Share tips of the week – 11 March
MoneyWeek’s comprehensive guide to the best of this week’s share tips from the rest of the UK's financial pages.
Three to buy
Cheniere Energy buys natural gas in the US – where prices are lower – and exports it as liquefied natural gas (LNG). As the invasion of Ukraine pressures European powers to “wean themselves off Russian gas”, which accounted for 41.9% of gas imports into the bloc in 2019, Cheniere offers a strong alternative source. The firm has raised its 2022 earnings forecast by 20% to $7.5bn (£5.7bn) and is looking to expand its fuel terminal capacity. Shares in the company aren’t cheap, on 13.6 times earnings and a dividend yield of a little over 1%. But Cheniere occupies a leading position in its market and has strong growth prospects, so it’s a buy. $135.98
Pizza-delivery firm Domino’s is one of Britain’s most-shorted stocks at the moment, but its shares are set for a comeback. Investors fear that the cost-of-living squeeze will hurt profitability. However, while costs are likely to rise as high inflation persists, its “vertically integrated” business model should be a competitive advantage. A price/earnings (p/e) ratio of 18 isn’t cheap but Domino’s has a strong brand with loyal customers. It plans to open 45 new stores each year for three years and invest £20m into digital operations to improve its delivery service. 394.70p
The Sunday Times
Video gaming was once reserved for teenagers, but lockdown accelerated its popularity and revenues in the sector are expected to exceed £61bn this year. Keyword doesn’t publish its own games – it tests and polishes the products of other studios, and is the world’s largest gaming translator for character dialogue. It has bought almost 60 firms since listing in 2013 and now has 70 studios in 23 countries. Growth forecasts are strong and net cash should eclipse £132m this year. 2,088.55p
Two to sell
Coca-Cola HBC is a bottling partner of the soft drinks giant Coca-Cola. It has seen its share price slump in recent weeks due to a worsening outlook for earnings. Coca-Cola HBC is highly exposed to Russia and Ukraine, which together accounted for 36.2% of the group’s emerging markets sales volumes in 2021. Recent results were strong and the dividend payout target was raised to 40%-50%. However, the conflict in Ukraine has significantly weakened consumer confidence across Eastern Europe, there are scant sales predicted in Ukraine itself, and the collapsing Russian rouble is looking to damage overall earnings. Large institutional investors are likely to begin selling their positions in the firm, which will put further pressure on the shares. 1,600p
This advertising giant has made a strong recovery from the pandemic. Organic revenue rose 12.1% last year and is now ahead of where it was in 2019. WPP posted a pre-tax profit of £951m, up from a pre-tax loss of £2.8bn in 2020 – although the latter was the result of a £2.82bn impairment it took to reflect concerns about the impact of the pandemic. That turned out to be unduly pessimistic: digital revenue soared as people stayed at home. But the outlook is darkening as global uncertainty returns. Energy costs are certain to rise and last year’s rapid growth in advertising spending will not be repeated. “If WPP thought it needed to take an impairment in 2020, it must be considering another in 2022.” Get out before it does. 998p
...and the rest
Embracer Games is a “highly acquisitive Swedish gaming business” with 216 games in development. Net sales were up 135% year on year in the third quarter to December and operating profits grew by 70%. A p/e of 10.5 times forecast earnings for 2023 is not demanding. Buy (SEK74.29).

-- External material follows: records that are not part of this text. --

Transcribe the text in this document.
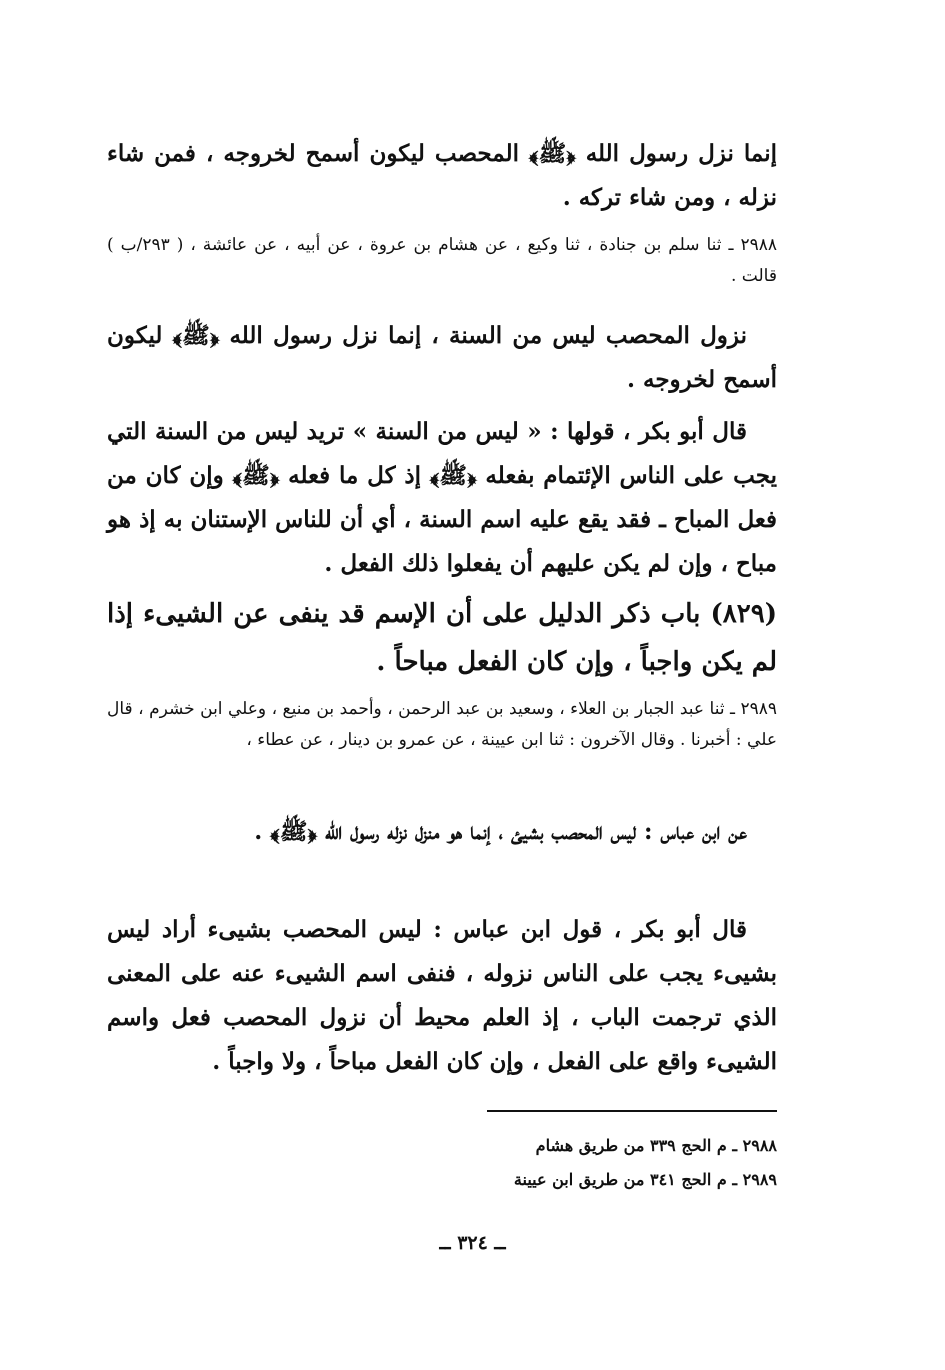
إنما نزل رسول الله ﴿ﷺ﴾ المحصب ليكون أسمح لخروجه ، فمن شاء نزله ، ومن شاء تركه .

٢٩٨٨ ـ ثنا سلم بن جنادة ، ثنا وكيع ، عن هشام بن عروة ، عن أبيه ، عن عائشة ، ( ٢٩٣/ب ) قالت .

نزول المحصب ليس من السنة ، إنما نزل رسول الله ﴿ﷺ﴾ ليكون أسمح لخروجه .

قال أبو بكر ، قولها : « ليس من السنة » تريد ليس من السنة التي يجب على الناس الإئتمام بفعله ﴿ﷺ﴾ إذ كل ما فعله ﴿ﷺ﴾ وإن كان من فعل المباح ـ فقد يقع عليه اسم السنة ، أي أن للناس الإستنان به إذ هو مباح ، وإن لم يكن عليهم أن يفعلوا ذلك الفعل .

(٨٢٩) باب ذكر الدليل على أن الإسم قد ينفى عن الشيىء إذا لم يكن واجباً ، وإن كان الفعل مباحاً .

٢٩٨٩ ـ ثنا عبد الجبار بن العلاء ، وسعيد بن عبد الرحمن ، وأحمد بن منيع ، وعلي ابن خشرم ، قال علي : أخبرنا . وقال الآخرون : ثنا ابن عيينة ، عن عمرو بن دينار ، عن عطاء ،

عن ابن عباس : ليس المحصب بشيئ ، إنما هو منزل نزله رسول الله ﴿ﷺ﴾ .

قال أبو بكر ، قول ابن عباس : ليس المحصب بشيىء أراد ليس بشيىء يجب على الناس نزوله ، فنفى اسم الشيىء عنه على المعنى الذي ترجمت الباب ، إذ العلم محيط أن نزول المحصب فعل واسم الشيىء واقع على الفعل ، وإن كان الفعل مباحاً ، ولا واجباً .

٢٩٨٨ ـ م الحج ٣٣٩ من طريق هشام
٢٩٨٩ ـ م الحج ٣٤١ من طريق ابن عيينة
ــ ٣٢٤ ــ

Bank of Ireland has posted its biggest profit since 2008, helped by cost cutting and a healthy housing market. Buy(€5.42).
The Mail on Sunday
Engineering contractor Babcock makes nuclear submarines and decommissions nuclear power stations. It should benefit from renewed interest in nuclear energy and higher defence spending. Buy (317p). Defence firm Chemring has struggled amid an investigation into money-laundering allegations and a probe into a lethal chemical explosion. However, renewed enthusiasm for defence stocks is causing investors to take a fresh look. Buy on any weakness (309.5p).
Food and drink wholesale firm Kitwave has strong growth prospects in a fragmented grocery and food-service market. Buy (153p). Safety and testing company Marlowe is going from strength to strength. A recent £135m acquisition positions it as a major player in occupational health. Analysts expect 19% annual earnings growth. Buy (830p). Warren Buffett’s Berkshire Hathaway is performing well. It has attractive defensive qualities and is well-diversified. Buy ($319).
Stockbroker Hargreaves Lansdown saw profits fall 20% last year due to rising costs, but the amount of money held with it grew 17%. A new investment programme should boost asset growth, cut costs and grow margins. Buy (1,049.5p).